Dann das Mahl (Matthäus 26,17-30) – ein einfaches jüdisches Pessach wird zur Geburtsstunde eines neuen Bundes. „Das ist mein Leib… das ist mein Blut.“ Alltägliche Elemente werden zu Trägern göttlicher Gegenwart. Die Eucharistie ist die verdichtete Form dessen, was am Kreuz geschehen wird: Hingabe bis zum Äußersten. In der Brotbrechung nimmt Jesus seinen gewaltsamen Tod vorweg und verwandelt ihn in eine freiwillige Selbsthingabe.

Inmitten dieser heiligen Intimität steht der Verrat (Johannes 13,12-15). „Einer von euch wird mich verraten.“ Ein Satz wie ein Dolchstoß. Noch erschütternder: Der Verräter taucht mit Jesus das Brot in dieselbe Schüssel.
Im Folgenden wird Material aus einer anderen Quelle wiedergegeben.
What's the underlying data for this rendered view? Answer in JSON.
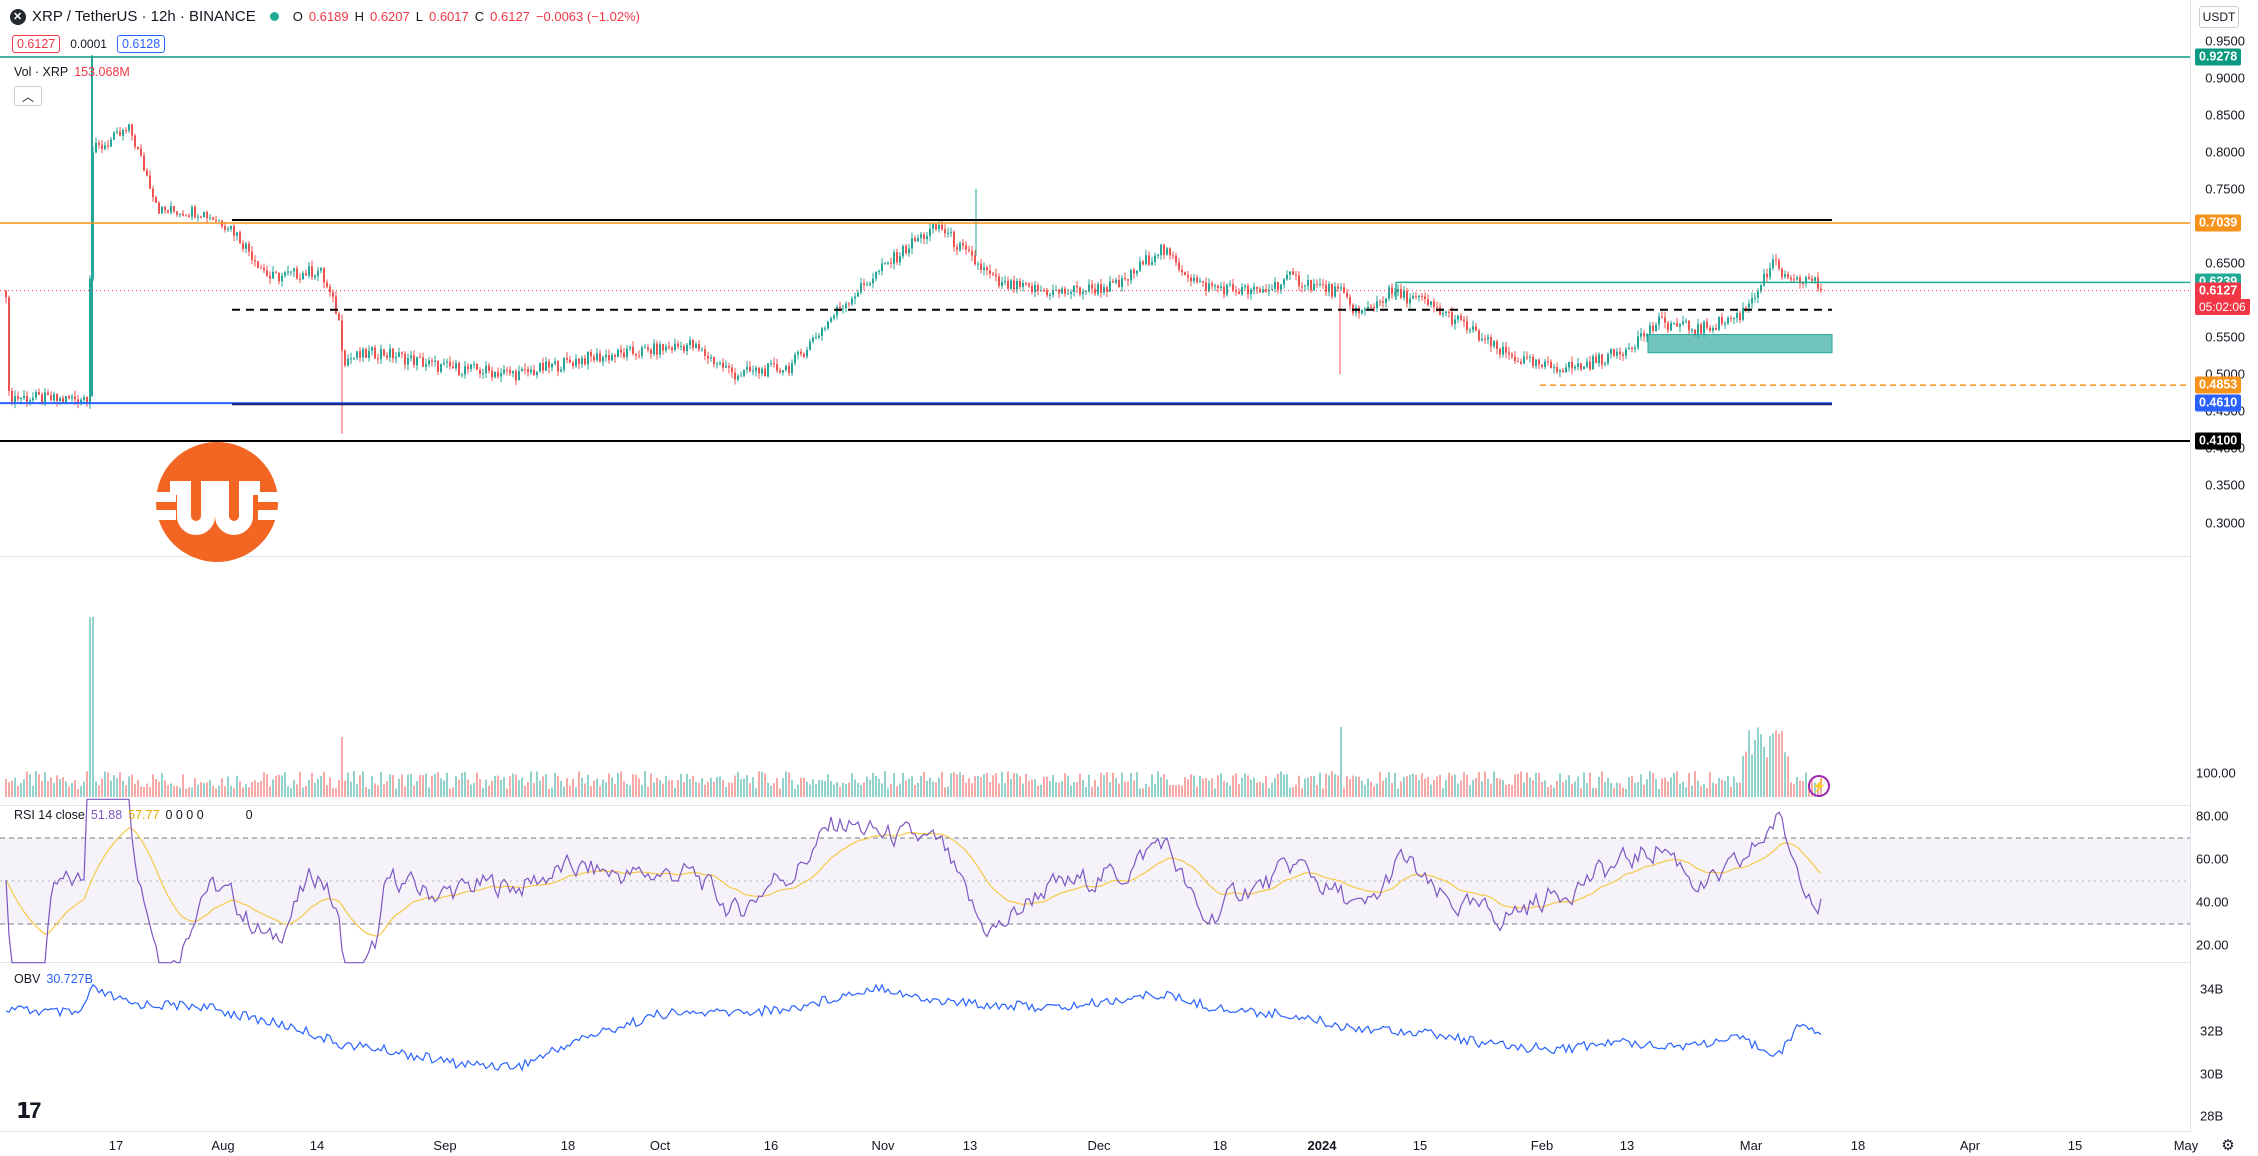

Die höchste Gemeinschaft und der tiefste Verrat liegen nebeneinander. Das war nicht nur damals so – wie oft sitzen wir selbst am Tisch des Herrn, während unsere Herzen fern von ihm sind?

Der Prophet Jesaja (Kapitel 44 und 61) hatte die „Frohbotschaft für die Armen“ vorhergesagt und den „Geist des Herrn“, der auf dem Messias ruhen würde. In Christus erfüllt sich diese Verheißung – doch auf einem Weg, den niemand erwartet hätte: durch freiwilliges Leiden und Tod.

Der erste Korintherbrief (11,23-32) erinnert uns daran, dass wir das Abendmahl „zum Gedächtnis“ feiern sollen. Doch dieses Gedächtnis ist mehr als Erinnerung – es ist Vergegenwärtigung. Im Griechischen steht „anamnesis“, ein Aufheben der Zeit, ein Hineingenommenwerden in das damalige Geschehen.

Der Gründonnerstag stellt uns vor existentielle Fragen: Sind wir bereit, uns vom Herrn die Füße waschen zu lassen – also unsere Verwundbarkeit und Bedürftigkeit zu zeigen? Sind wir bereit, selbst zu dienen, ohne Anerkennung zu erwarten? Und können wir ehrlich in unser Herz schauen und erkennen, wo wir selbst zu Verrätern werden?

In der Dramatik dieses Tages finden wir Trost in einem Paradox: In der Nacht, in der er verraten wurde, gab Jesus sich selbst als Brot des Lebens. Die Liebe bleibt stärker als der Verrat, die Gemeinschaft überdauert die Zersplitterung, das Leben siegt über den Tod.